Auch in den Becherzellen der Darraschleimbaut ist bei der Schleimbildung das Auftreten von Vacuolen beobachtet worden und die Schleimbildung vollzieht sich hier nach der herrschenden Anschauung in ähnlicher Weise wie in den Schleimdrüsen unter IJmwandlung der homogenen oder körnigen, mucigenhaltigen Maschensubstanz im Mucin.

In den durch starke Secretion nach PilocarpinVergiftung erschöpften Pankreaszellen von Tritonen erfolgt nach den Beobachtungen von Ogata die Regeneration der Zellen unter Bildung von Vacuolen; dieselben entwickeln sich aber nicht in den Resten des zerfallenen Zellkörpers, sondern in dem Nebenkern, von welchem die Regeneration der ganzen Zelle ausgeht. Derselbe ist ursprünglich im Kern enthalten, tritt in das Protoplasma über und seine Substanz sondert sich unter Auftreten runder und spaltförmiger Vacuolen zu Zymogen- und Chromatinkörnchen; aus den letzteren bildet sich der junge Kern, während der alte schwindet.

Sehr häufig kommt es zur Bildung von Vacuolen unter veränderten Lebensbedingungen, unter dem Einflüsse elektrischer Ströme, wie nach Pilocarpin Vergiftung (rothe Blutkörper von Amphibien), nach Aufnahme von
Wasser oder schwacher Salzlösungen und bei Rückbildung wie beim Absterben der Zellen. In den von Kölliker entdeckten Nervenendzellen in der Oberhaut von Batrachierlarven entstehen bei längerer Einwirkung von Wasser Vacuolen in zunehmender Menge, desgleichen im platten Epithel der Zungenschleimhaut vom Frosch nach Einwirkung destillirten Wassers oder 1/2%iger Kochsalzlösung (Thoma).

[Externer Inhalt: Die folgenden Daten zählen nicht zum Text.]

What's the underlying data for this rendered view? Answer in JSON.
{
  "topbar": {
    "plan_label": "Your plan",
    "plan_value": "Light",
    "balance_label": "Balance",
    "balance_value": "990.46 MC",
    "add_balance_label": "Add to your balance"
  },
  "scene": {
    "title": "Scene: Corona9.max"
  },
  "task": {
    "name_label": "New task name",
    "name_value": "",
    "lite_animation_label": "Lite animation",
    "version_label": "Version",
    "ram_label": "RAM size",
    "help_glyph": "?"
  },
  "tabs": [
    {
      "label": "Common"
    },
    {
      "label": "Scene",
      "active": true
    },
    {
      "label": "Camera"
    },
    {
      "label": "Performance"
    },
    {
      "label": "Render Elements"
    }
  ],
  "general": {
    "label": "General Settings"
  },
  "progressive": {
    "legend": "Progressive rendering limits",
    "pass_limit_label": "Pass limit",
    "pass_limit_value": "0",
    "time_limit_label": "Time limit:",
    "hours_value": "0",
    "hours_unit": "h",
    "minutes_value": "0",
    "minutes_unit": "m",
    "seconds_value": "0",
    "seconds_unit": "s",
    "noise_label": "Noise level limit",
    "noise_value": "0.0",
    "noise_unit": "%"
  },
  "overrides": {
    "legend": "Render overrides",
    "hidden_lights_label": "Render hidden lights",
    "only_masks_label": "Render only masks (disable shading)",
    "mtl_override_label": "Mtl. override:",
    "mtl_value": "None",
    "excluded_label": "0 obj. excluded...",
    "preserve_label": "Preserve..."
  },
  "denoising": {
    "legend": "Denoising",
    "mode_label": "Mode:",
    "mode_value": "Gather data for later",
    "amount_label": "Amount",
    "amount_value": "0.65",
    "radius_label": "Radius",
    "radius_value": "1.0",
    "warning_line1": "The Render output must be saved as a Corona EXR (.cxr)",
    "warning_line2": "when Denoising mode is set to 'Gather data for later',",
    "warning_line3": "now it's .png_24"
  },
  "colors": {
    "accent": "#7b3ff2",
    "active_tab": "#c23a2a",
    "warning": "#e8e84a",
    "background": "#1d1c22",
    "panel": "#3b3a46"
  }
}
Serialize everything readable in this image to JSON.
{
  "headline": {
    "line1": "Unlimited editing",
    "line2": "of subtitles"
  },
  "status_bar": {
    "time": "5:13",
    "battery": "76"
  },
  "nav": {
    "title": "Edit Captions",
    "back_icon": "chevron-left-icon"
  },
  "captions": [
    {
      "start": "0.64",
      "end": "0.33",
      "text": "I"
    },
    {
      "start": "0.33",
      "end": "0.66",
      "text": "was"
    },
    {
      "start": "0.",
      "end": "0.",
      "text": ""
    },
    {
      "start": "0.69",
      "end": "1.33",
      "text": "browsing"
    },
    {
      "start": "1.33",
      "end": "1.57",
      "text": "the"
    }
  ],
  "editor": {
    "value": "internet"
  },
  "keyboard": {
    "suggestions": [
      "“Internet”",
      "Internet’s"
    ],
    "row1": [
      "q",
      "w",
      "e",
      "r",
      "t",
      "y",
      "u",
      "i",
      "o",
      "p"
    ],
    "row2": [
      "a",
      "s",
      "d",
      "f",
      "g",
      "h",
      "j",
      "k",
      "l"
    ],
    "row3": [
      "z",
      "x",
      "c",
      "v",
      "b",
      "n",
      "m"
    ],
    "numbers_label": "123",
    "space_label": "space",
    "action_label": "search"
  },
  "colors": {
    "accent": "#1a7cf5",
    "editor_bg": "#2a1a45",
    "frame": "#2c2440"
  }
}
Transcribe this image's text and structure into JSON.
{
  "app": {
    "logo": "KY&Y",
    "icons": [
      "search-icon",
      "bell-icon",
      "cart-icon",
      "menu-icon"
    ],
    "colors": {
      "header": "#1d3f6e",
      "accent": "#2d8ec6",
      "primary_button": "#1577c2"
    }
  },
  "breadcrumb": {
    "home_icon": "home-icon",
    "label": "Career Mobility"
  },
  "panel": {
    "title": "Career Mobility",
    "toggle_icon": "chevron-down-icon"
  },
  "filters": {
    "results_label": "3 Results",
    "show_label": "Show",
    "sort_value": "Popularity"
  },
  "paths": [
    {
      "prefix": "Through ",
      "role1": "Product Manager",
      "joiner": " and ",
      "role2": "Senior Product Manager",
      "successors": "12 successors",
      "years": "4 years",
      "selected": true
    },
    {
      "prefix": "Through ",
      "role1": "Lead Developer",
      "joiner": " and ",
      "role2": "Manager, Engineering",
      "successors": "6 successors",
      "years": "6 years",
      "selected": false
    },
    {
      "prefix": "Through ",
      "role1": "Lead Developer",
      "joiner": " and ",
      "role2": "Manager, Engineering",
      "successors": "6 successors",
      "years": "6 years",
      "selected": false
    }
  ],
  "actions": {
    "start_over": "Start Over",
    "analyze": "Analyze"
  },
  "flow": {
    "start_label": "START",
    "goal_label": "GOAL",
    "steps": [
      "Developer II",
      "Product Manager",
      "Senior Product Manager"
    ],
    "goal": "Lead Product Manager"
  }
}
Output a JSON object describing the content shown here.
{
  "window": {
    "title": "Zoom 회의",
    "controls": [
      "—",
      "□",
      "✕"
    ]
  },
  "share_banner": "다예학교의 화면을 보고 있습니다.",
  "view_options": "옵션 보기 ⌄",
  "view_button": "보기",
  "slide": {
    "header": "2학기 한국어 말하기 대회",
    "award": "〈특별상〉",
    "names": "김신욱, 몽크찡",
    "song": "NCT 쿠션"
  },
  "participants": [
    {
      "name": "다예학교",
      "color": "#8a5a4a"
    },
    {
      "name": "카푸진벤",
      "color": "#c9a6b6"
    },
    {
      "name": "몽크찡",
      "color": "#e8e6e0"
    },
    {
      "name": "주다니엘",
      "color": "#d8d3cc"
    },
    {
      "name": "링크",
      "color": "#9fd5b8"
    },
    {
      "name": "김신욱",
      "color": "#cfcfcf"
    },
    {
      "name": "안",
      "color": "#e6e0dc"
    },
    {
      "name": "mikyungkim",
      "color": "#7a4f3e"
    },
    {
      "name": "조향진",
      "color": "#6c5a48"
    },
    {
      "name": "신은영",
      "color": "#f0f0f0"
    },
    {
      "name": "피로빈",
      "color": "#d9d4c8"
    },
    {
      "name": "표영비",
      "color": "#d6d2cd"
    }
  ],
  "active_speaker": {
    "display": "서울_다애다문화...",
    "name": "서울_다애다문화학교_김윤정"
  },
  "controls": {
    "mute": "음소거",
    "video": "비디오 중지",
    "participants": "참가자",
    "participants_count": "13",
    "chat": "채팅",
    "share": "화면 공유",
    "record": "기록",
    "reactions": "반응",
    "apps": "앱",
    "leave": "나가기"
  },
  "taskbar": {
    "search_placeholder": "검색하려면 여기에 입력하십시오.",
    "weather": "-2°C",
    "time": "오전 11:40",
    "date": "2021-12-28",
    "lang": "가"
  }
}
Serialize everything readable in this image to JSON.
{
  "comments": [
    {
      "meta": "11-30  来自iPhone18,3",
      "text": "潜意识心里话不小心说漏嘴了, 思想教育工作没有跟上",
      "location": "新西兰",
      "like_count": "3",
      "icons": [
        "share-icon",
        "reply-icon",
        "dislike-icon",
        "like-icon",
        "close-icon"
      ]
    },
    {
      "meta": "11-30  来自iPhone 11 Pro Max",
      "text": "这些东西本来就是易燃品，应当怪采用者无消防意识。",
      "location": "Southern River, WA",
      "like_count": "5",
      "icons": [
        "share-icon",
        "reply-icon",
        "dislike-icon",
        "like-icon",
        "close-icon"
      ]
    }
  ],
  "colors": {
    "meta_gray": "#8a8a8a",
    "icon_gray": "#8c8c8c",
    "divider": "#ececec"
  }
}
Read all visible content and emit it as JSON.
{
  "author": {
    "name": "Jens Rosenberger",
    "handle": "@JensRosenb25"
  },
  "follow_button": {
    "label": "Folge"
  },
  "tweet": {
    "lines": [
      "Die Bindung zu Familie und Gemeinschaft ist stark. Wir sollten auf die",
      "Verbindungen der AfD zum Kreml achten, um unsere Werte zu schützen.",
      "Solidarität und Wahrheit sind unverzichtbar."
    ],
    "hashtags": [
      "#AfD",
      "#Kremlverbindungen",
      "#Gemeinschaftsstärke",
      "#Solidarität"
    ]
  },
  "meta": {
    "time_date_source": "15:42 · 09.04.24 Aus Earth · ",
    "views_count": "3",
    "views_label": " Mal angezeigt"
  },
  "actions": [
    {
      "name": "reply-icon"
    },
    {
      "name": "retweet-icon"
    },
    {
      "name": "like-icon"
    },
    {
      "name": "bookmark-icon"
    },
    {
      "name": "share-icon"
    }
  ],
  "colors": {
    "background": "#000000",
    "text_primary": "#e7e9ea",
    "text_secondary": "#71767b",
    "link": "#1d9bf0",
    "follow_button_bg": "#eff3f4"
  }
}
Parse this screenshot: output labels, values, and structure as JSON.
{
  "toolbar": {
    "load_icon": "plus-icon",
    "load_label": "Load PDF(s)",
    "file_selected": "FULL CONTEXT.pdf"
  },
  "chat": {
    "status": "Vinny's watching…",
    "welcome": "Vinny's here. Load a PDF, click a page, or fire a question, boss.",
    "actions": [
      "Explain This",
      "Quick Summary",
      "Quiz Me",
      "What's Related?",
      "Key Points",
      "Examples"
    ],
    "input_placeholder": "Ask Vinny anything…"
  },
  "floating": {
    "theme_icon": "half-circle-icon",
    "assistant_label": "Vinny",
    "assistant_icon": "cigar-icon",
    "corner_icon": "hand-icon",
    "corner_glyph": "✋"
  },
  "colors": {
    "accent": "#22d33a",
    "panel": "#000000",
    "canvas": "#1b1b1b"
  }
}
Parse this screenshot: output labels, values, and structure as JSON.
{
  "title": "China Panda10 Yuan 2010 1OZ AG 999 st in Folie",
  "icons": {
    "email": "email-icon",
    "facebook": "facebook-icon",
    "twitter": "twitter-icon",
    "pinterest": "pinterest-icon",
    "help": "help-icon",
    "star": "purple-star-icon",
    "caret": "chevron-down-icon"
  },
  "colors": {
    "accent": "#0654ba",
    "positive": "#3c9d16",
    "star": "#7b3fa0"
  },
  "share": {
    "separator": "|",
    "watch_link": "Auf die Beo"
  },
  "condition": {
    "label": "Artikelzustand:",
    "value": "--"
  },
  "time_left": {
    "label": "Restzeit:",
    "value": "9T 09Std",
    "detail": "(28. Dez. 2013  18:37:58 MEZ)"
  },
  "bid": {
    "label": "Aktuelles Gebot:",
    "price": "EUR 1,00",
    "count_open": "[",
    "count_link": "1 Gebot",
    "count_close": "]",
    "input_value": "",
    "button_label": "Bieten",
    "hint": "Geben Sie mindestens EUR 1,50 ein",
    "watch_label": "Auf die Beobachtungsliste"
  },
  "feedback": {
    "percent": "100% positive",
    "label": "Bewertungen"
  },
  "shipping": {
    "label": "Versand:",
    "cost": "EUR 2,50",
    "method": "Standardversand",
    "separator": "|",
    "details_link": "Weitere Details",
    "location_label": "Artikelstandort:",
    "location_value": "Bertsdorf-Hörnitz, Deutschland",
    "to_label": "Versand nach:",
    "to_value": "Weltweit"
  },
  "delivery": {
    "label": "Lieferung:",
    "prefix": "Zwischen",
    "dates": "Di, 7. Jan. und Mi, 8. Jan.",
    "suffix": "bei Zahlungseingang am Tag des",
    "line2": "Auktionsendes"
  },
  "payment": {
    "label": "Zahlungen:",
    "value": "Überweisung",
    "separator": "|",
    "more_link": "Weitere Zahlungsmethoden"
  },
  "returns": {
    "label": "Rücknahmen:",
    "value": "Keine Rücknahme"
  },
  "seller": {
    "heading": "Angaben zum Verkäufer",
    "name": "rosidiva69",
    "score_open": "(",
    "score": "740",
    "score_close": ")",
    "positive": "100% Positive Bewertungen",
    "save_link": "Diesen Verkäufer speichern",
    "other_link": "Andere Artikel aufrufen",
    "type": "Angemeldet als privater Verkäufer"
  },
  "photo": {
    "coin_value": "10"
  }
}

Ebenso ist das Auftreten von Vacuolen constatirt worden bei zerfallenden Epithelien bei Bildung des Liquor folliculi, in Leukocyten, welche aus dem Rückenlymphsack des Frosches in Hollunderplättchen eingewandert sind und in zerfallenden rothen Blutkörpern aus in den Rückenlymphsack transfundirtem Blut (Flemming, J. Arnold, Lange); ferner als Theilerscheinung von Rückbildungsvorgängen von Barfurth in den Epidermis-zellen des Schwanzes von Froschlarven und beim Absterben unter anderem von Merk im Epithel des Dottersackes von Forellenembryonen.